Поджав губы, я снова подставила лицо горячей воде, радуясь, что явное она скрывает. Осторожный разворот за плечо. Губку забрали, выводя на моей спине мягкие полосы гелем для душа. Всё происходило в молчании, и разговор перестал привлекать вовсе. Хотелось оказаться в постели как можно скорее. Обнять Гидеона…
Когда рука дёрнулась к вентилю душа, Геральд перехватил моё запястье.
— Партизан из тебя так себе… Нос от слёз покраснел.

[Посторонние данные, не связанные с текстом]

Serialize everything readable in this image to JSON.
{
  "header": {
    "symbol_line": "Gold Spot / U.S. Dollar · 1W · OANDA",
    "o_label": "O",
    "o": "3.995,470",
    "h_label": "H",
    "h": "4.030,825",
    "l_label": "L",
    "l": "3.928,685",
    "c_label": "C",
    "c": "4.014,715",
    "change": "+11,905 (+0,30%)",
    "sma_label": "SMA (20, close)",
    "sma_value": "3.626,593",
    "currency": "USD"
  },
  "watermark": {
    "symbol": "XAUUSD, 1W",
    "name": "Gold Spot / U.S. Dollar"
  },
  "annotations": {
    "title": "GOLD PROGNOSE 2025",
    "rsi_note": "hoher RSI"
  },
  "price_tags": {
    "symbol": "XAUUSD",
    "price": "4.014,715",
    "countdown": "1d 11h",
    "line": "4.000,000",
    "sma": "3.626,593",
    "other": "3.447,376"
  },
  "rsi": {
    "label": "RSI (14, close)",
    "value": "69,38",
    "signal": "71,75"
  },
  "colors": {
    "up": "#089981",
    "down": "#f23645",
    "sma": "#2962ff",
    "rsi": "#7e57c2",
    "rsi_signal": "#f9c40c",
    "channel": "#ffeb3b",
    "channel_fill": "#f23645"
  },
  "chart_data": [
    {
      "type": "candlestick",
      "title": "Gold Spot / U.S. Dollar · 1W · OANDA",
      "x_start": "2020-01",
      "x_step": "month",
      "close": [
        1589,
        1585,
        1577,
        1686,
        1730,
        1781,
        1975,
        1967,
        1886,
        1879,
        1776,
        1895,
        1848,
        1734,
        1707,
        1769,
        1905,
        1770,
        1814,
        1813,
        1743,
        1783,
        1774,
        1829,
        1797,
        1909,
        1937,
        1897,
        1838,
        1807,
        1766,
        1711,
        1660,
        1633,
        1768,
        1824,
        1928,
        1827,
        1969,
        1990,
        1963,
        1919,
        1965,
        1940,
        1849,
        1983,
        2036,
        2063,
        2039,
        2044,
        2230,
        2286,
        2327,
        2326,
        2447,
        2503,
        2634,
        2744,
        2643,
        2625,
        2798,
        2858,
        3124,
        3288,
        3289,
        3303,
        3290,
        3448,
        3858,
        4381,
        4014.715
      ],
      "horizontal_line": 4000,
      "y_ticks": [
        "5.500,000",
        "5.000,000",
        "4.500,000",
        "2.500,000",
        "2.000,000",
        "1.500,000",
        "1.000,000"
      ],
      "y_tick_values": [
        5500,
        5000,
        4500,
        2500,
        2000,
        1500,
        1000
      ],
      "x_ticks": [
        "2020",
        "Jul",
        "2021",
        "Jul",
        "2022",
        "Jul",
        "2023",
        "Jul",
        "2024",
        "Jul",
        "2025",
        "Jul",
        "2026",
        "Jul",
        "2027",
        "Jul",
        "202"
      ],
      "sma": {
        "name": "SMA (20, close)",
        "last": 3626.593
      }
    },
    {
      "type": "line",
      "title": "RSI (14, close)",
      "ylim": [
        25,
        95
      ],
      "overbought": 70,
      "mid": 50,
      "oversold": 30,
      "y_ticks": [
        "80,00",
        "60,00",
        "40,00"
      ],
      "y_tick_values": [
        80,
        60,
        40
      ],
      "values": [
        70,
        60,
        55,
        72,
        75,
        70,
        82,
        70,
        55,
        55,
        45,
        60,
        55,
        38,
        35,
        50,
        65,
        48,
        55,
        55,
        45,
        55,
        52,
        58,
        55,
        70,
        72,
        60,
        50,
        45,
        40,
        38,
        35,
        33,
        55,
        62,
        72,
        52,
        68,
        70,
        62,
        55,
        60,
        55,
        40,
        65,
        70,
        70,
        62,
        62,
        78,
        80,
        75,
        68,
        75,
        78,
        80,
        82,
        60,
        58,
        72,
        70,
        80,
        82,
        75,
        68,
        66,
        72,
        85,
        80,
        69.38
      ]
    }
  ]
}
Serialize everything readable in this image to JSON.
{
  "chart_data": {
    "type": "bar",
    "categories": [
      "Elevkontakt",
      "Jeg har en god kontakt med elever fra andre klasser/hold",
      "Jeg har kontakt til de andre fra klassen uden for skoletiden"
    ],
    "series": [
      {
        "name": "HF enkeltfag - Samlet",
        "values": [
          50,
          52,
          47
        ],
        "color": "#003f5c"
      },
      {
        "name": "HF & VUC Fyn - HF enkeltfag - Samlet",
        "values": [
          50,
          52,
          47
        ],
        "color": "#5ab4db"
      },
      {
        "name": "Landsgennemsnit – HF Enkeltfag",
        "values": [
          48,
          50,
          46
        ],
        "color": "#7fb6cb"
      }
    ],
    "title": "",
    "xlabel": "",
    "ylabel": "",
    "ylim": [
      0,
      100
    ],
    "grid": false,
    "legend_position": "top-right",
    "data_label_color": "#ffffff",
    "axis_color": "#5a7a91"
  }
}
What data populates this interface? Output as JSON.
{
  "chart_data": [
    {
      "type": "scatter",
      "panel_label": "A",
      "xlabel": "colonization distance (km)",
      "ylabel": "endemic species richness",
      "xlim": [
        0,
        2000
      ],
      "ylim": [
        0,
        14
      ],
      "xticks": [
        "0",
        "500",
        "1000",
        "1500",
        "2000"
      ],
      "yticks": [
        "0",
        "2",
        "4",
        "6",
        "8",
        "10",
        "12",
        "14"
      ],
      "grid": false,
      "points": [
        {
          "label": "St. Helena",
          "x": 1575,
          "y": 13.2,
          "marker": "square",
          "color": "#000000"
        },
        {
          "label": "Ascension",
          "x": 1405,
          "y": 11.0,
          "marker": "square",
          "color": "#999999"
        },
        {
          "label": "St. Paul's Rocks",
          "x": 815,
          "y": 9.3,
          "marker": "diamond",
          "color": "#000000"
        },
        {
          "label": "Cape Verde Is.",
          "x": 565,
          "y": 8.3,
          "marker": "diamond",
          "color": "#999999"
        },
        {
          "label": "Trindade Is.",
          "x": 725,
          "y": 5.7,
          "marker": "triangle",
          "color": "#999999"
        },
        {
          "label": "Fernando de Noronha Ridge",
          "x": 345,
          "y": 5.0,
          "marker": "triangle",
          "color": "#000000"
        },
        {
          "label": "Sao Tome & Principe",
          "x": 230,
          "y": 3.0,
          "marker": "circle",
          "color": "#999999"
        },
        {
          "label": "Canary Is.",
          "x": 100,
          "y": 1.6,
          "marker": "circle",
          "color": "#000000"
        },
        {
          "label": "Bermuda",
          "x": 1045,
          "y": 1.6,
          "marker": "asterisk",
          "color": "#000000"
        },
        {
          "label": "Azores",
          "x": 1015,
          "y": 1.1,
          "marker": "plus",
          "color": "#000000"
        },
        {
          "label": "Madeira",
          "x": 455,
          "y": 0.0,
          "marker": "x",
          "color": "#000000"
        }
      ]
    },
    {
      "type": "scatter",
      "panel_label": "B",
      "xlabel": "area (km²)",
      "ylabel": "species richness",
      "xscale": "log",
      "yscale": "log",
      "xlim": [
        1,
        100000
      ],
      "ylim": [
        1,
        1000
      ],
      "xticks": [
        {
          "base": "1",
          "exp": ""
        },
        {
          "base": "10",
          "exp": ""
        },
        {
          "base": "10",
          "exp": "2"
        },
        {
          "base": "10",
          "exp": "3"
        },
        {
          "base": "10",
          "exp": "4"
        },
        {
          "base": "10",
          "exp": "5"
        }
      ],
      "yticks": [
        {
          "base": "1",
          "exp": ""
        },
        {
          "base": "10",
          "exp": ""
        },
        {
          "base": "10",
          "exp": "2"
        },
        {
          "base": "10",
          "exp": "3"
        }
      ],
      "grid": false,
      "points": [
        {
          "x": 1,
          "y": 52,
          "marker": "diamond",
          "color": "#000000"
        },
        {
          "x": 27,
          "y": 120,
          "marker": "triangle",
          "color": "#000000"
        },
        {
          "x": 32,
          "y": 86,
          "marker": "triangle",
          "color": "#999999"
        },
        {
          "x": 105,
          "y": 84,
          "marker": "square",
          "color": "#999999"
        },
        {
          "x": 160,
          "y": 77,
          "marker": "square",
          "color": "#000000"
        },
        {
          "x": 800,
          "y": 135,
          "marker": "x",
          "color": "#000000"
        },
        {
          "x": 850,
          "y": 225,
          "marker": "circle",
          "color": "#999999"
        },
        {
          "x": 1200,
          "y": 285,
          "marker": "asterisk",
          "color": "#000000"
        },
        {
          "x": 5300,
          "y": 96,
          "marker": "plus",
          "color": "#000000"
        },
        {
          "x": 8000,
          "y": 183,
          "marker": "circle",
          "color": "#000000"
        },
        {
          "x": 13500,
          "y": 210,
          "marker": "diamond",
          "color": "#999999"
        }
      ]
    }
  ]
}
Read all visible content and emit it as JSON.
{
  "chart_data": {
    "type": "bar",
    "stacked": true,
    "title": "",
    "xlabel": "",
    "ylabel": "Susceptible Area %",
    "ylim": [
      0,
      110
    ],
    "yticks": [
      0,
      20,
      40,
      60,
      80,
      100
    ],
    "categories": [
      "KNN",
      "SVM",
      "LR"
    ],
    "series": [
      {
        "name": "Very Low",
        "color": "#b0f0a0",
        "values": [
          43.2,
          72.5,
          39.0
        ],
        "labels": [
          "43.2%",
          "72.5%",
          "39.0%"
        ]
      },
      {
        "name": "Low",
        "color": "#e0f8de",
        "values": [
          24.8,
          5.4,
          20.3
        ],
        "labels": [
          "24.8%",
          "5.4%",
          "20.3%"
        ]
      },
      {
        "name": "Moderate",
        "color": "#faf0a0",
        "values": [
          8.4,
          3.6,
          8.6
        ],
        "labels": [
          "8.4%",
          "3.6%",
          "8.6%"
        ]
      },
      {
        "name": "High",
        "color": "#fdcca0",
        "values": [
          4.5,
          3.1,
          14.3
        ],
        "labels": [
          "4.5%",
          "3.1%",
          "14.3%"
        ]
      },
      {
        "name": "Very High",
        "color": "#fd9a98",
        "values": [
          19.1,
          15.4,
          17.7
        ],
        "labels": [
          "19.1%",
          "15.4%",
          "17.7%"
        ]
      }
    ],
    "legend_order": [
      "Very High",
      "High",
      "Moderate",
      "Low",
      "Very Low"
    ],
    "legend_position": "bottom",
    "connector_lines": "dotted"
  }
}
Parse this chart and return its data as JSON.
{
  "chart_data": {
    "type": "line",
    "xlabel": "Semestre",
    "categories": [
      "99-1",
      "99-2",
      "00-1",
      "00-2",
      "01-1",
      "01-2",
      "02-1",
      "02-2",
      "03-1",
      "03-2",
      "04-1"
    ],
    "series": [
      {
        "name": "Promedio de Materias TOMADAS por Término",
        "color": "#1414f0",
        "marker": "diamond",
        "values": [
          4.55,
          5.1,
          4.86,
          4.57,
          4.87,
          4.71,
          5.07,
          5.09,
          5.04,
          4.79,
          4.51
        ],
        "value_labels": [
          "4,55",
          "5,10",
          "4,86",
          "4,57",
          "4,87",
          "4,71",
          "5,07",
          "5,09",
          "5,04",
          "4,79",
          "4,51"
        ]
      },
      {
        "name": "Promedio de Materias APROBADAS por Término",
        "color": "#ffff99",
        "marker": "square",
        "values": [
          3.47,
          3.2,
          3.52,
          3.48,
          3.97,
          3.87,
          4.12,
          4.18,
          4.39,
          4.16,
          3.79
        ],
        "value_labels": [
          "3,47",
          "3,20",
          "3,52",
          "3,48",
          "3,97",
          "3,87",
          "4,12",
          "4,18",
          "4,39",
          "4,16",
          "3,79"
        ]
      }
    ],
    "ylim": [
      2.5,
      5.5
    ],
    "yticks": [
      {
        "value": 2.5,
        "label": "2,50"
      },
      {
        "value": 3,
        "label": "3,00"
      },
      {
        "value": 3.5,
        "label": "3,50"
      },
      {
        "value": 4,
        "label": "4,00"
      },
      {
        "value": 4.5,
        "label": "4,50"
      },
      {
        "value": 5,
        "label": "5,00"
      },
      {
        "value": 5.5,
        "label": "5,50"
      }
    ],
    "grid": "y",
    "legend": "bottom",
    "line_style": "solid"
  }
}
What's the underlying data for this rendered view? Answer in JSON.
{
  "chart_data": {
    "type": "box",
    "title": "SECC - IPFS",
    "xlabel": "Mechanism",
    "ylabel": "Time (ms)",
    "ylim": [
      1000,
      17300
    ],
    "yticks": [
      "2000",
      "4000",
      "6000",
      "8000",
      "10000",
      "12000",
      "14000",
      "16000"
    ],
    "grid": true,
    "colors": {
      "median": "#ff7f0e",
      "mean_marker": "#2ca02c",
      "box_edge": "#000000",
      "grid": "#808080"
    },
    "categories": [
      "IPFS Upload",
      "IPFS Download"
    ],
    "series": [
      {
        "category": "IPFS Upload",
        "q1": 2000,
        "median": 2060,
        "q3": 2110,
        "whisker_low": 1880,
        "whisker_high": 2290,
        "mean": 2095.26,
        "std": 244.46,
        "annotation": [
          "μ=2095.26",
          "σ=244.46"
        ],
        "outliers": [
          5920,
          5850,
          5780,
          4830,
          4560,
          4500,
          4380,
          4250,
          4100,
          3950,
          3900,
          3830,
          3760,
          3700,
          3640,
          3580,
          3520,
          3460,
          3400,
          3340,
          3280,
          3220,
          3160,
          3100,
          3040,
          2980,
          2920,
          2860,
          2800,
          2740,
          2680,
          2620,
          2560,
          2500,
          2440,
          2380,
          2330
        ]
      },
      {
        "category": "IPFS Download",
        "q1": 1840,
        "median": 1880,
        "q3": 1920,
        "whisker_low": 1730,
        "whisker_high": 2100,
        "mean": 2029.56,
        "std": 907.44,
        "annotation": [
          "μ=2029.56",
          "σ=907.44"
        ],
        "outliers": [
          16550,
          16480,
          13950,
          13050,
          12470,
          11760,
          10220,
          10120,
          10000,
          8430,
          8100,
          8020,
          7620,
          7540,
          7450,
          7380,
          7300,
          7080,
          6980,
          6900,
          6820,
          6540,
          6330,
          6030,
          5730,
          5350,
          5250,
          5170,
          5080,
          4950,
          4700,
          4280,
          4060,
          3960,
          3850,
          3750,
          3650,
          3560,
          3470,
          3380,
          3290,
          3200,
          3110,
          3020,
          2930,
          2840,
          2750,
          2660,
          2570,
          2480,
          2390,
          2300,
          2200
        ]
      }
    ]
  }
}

— Пена попала, — попыталась отмазаться я.
Притянувшие ближе руки.
— Уокер, я тебе открою одну самую главную тайну этой новой жизни. Именно ты лишаешь меня всякой причины для ненависти, — чуть кривая усмешка на прижавшихся к моему плечу губах. — И ты же даёшь новую цель. Каждый чёртов день даёшь причину просыпаться и идти делать необходимое, чтобы этот ублюдок тебя больше не тронул. Чтобы он не убил мальчика. Это — сильнее ненависти. Порой достаточно чувствовать себя нужным, а не отброшенной в отбой картой мелкого номинала.
Я вздохнула:
— Мы такие же, как Пиф и Шейн, да? Сошедшиеся только для комфорта, но не умеющие любить до конца?..
— А есть ли смысл кричать о любви, если дела скажут больше?
— Иногда это нужно слышать, — голос чуть охрип, и я оглянулась через плечо. — Слова могут уничтожить и возродить. Ты знаешь это не хуже моего.
Геральд хмыкнул:
— Знаю. Просто ещё не время, Виктория. И не место, — он чуть картинно сморщился. — В чужом доме ползать за тобой на коленях в душевой кабине, признаваясь в любви до гроба…
Закатив глаза, я шлёпнула его по руке:
— Ты невыносим.
— Зато со мной весело, — хохотнул Геральд, перекрывая воду и покидая душевую. В мои руки угодило пушистое полотенце, за которое он потянул, притягивая меня обратно в тёплое кольцо рук. — Спасибо за то, что ты рядом, Уокер. Твоя сострадательность и доброта никогда не бывают унизительными. И это, увы, всегда будет притягивать к тебе и святых, и ублюдков, — поцелуй в уголок моего рта. — Пообещай мне только одно: научиться отличать одних от других.